El diálogo se venía arremolinado, pero estaban estorbando, el uno mal orillado y el otro con las manos en el marco de la ventana del carro. Ya empezaban los pitazos y los malos modos; debido a la colisión bajaba por esa callecita de barrio una larga fila de vehículos. Vení, montate y te llevo, ofreció Eric. El Pumilla rodeó el carro y detuvo el tránsito con gestos más chistosos que tajantes. Volvían a mirarse a los ojos, como queriendo disolver la distancia tan añeja. Puta, qué casualidad, arrancó el Pumilla, si no fuera por un carajillo que me tuvo un gran rato entretenido con un bendito helicóptero, no te habría visto. ¿Cómo, qué es la cuestión?, se sorprendió Eric, concentrado en el volante. El Pumilla contó la historia, deteniéndose solo para recibir las risas del otro. Ay güevón, no has cambiado, dictaminó Eric. ¿Y para dónde la llevás? Aquí no más, le pensaba caer a una doña amiga mía que tiene una sodita, ella siempre me ha llevado ganas, me entendés, cuando me le asomo se pone buenísima y me alista una burra que no es jugando.

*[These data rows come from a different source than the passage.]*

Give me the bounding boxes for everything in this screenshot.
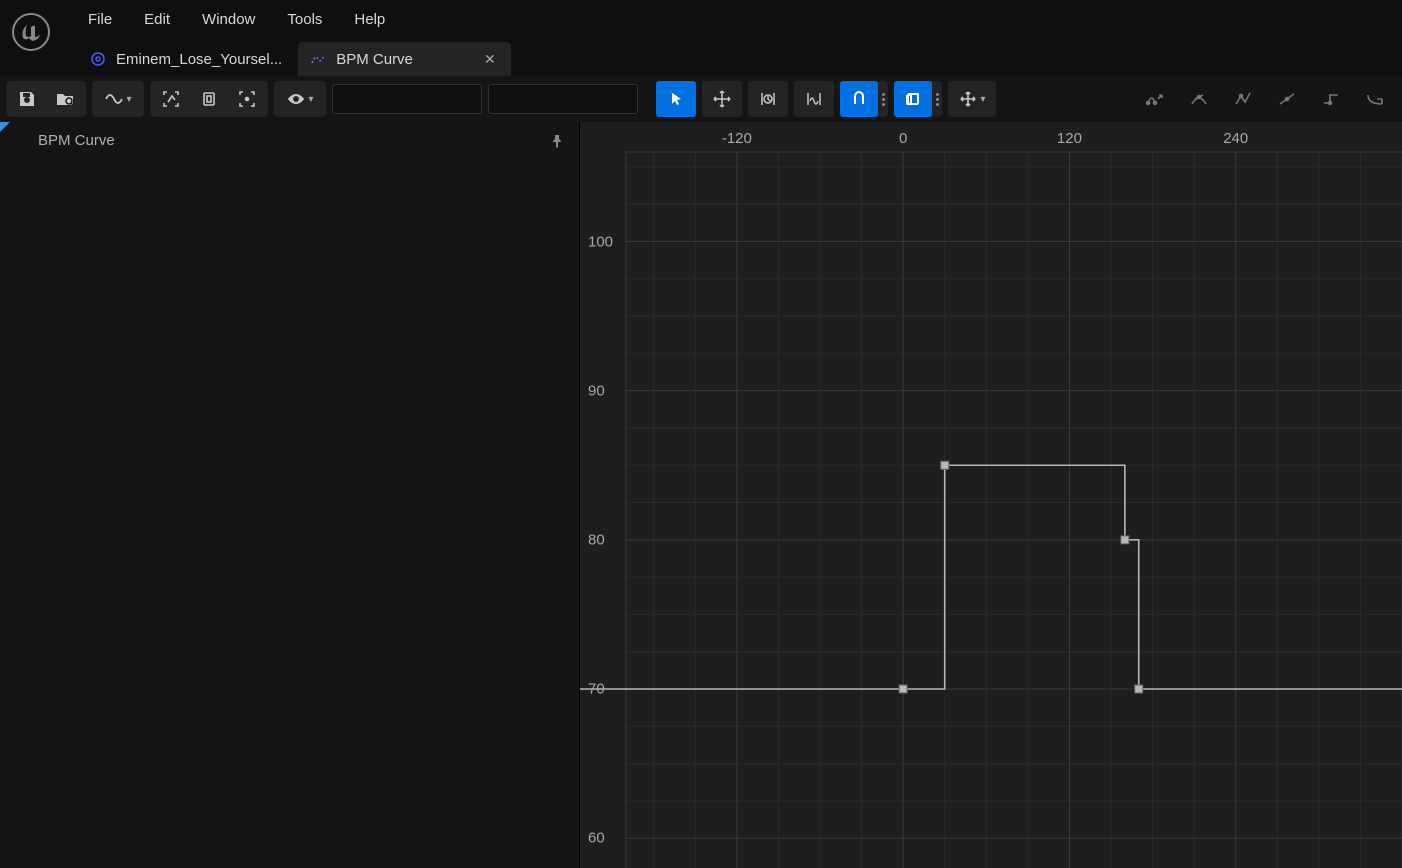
frame-selection-button[interactable] (152, 81, 190, 117)
value-input[interactable] (488, 84, 638, 114)
curve-icon (310, 51, 326, 67)
chevron-down-icon: ▾ (980, 94, 985, 105)
chevron-down-icon: ▾ (308, 94, 313, 105)
y-tick-label: 90 (588, 382, 605, 399)
menu-edit[interactable]: Edit (128, 5, 186, 34)
browse-button[interactable] (46, 81, 84, 117)
save-button[interactable] (8, 81, 46, 117)
chevron-down-icon: ▾ (126, 94, 131, 105)
toolbar: ▾ ▾ (0, 76, 1402, 122)
snap-grid-button[interactable] (894, 81, 932, 117)
curve-viewport[interactable]: -120 0 120 240 60 70 80 90 100 (580, 122, 1402, 868)
snap-grid-options[interactable] (932, 81, 942, 117)
x-tick-label: 0 (899, 130, 907, 147)
menu-file[interactable]: File (72, 5, 128, 34)
y-tick-label: 100 (588, 233, 613, 250)
pin-icon[interactable] (549, 133, 565, 149)
menu-help[interactable]: Help (338, 5, 401, 34)
value-snap-button[interactable] (794, 81, 834, 117)
select-tool-button[interactable] (656, 81, 696, 117)
tangent-auto-button[interactable] (1136, 81, 1174, 117)
panel-corner-icon (0, 122, 10, 132)
tangent-linear-button[interactable] (1268, 81, 1306, 117)
x-tick-label: -120 (722, 130, 752, 147)
tangent-break-button[interactable] (1224, 81, 1262, 117)
time-snap-button[interactable] (748, 81, 788, 117)
close-icon[interactable]: ✕ (483, 52, 497, 66)
main-area: BPM Curve -120 0 120 240 60 70 80 90 100 (0, 122, 1402, 868)
unreal-logo-icon (8, 9, 54, 55)
menu-tools[interactable]: Tools (271, 5, 338, 34)
tangent-constant-button[interactable] (1312, 81, 1350, 117)
visibility-button[interactable]: ▾ (276, 81, 324, 117)
tangent-weighted-button[interactable] (1356, 81, 1394, 117)
frame-curve-button[interactable] (190, 81, 228, 117)
tab-bar: Eminem_Lose_Yoursel... BPM Curve ✕ (0, 38, 1402, 76)
frame-all-button[interactable] (228, 81, 266, 117)
menu-bar: File Edit Window Tools Help (0, 0, 1402, 38)
move-tool-button[interactable]: ▾ (948, 81, 996, 117)
tab-label: BPM Curve (336, 51, 413, 68)
curve-mode-button[interactable]: ▾ (94, 81, 142, 117)
transform-tool-button[interactable] (702, 81, 742, 117)
menu-window[interactable]: Window (186, 5, 271, 34)
y-tick-label: 70 (588, 681, 605, 698)
x-tick-label: 120 (1057, 130, 1082, 147)
time-input[interactable] (332, 84, 482, 114)
x-tick-label: 240 (1223, 130, 1248, 147)
curve-list-item[interactable]: BPM Curve (0, 122, 579, 159)
curve-list-panel: BPM Curve (0, 122, 580, 868)
y-tick-label: 80 (588, 531, 605, 548)
snap-axis-button[interactable] (840, 81, 878, 117)
tab-bpm-curve[interactable]: BPM Curve ✕ (298, 42, 511, 76)
tab-label: Eminem_Lose_Yoursel... (116, 51, 282, 68)
tab-asset[interactable]: Eminem_Lose_Yoursel... (78, 42, 296, 76)
snap-axis-options[interactable] (878, 81, 888, 117)
tangent-user-button[interactable] (1180, 81, 1218, 117)
curve-name-label: BPM Curve (38, 132, 115, 149)
y-tick-label: 60 (588, 830, 605, 847)
asset-icon (90, 51, 106, 67)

Vamos, agregó volviéndose, te la presento. Eric agradeció con un gesto, reiteró que un cliente lo esperaba en la oficina, le pidió señas para dejarlo cerca.
Pará, pará, dijo el Pumilla unas pocas cuadras más adelante, desde aquí es un brinquito. Antes de bajarse contempló un momento más al viejo amigo. Ropa buena, anillo de bodas, patillitas recortadas, aroma de loción comprada en aeropuerto. Cabrón, Eric, te va bien… ¿dónde estás doblando la concha? En ConecSys. Eric miró el reloj en el tablero del carro, tratando de disimular la mezcla de lástima y repugnancia. ¿Cómo?, el Pumilla retenía la mano en la palanca. Conectividad y Sistemas de Centroamérica, aclaró Eric, una empresa de redes eléctricas, alarmas, datos, teléfonos… de todo. ¿En serio? exclamó el Pumilla, ¿y desde cuándo estás ahí? Ah, ya tengo años, casi desde que me gradué. ¿Terminaste ingeniería? indagó el Pumilla, como entre alegre y dolorido, ignorando los gestos de impaciencia del amigo. Sí, eléctrica. ¿Y no dan trabajo ahí? El Pumilla giraba por fin la palanca, miraba fijo a los ojos de Eric. Pues no sé, tal vez, se escurrió este. Acabamos de ganar una licitación en Honduras, agregó mordiéndose los labios, en la de menos… ¡Puta, Eric, dame números, mano, puta…! ¿Tenés un lapicero? Pasámelo y me los apunto aquí mismo, en la palma de la mano. Eric, ¿sabés qué? ¡Me acabás de salvar la vida!